Uluslararası yaygınlığa sahip bir cep telefonu firması, Türkiye bölümünü, yeni organizasyon şemasında Avrupa’dan alıp Asya’ya bağlamış... Gazeteler ilk gün bu haberi tepkisiz verdiler.
“Neden tepki çeksin?” derseniz Türkiye’de yaşamıyorsunuz demektir... Türkiye daha AB ile ortaklık yolunda ciddi adımlar atmadığı dönemlerde bile kendini ‘Avrupalı’ kabul eden bir ülke; bunun için bayağı mücadeleler verildiği de biliniyor. Türkiye’yi Asya’da kabul eden bir anlayışın hemen her kesimden tepki çekmesi beklenir...

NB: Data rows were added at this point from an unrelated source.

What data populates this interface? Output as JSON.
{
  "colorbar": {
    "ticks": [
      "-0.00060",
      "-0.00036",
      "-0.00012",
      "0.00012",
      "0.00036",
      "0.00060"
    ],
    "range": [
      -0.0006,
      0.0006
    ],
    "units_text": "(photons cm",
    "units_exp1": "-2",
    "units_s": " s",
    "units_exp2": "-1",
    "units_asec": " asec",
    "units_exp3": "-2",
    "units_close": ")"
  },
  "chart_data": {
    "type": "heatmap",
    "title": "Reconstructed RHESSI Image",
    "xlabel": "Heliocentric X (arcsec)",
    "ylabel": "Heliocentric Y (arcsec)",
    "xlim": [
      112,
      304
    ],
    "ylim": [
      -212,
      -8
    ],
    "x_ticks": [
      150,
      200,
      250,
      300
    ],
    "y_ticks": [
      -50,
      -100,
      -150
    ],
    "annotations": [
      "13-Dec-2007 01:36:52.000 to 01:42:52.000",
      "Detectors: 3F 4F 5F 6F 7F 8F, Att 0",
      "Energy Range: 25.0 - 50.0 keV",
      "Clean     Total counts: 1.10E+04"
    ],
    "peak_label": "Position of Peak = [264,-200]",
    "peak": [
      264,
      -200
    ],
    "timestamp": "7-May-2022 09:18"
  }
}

Bunu bildiğim için haberin gazetelerde nasıl sürdürüleceğini merak ettim.
Ertesi gün, yani dün, hemen bütün gazetelerde, aynı firmanın Türkiye bölümünün başındaki yöneticinin görev alanının genişlediği, uluslararası firmanın pek çok başka ülkedeki bölümlerinin de ona bağlandığı haberi yer alıyordu.
Türkiye’nin Asya’ya bağlanması? Haberler bu ‘küçük’ ayrıntıyı görmezden gelerek kaleme alınmıştı.
Unutmayalım: Medyanın reklâmverenleri sıralamasında cep telefonu firmaları en üst sıraları işgal ediyor...
***
ABD Başkanı Barack Obama, nereden aklına geldiyse, geçen gün e-kitap okuma aracı ‘Kindle’ üzerinden yapılan bir mülâkata katılıp ‘gazetecilik’ mesleği hakkındaki görüşlerini açıkladı. Son zamanlarda en hafifi ‘liderlik yapamadığı’ olan pek çok konuda ağır eleştirilere muhatap olan Obama, ‘fırsat bu fırsat’ deyip kendisini eleştiren gazetecilere karşı-saldırıya mı geçti?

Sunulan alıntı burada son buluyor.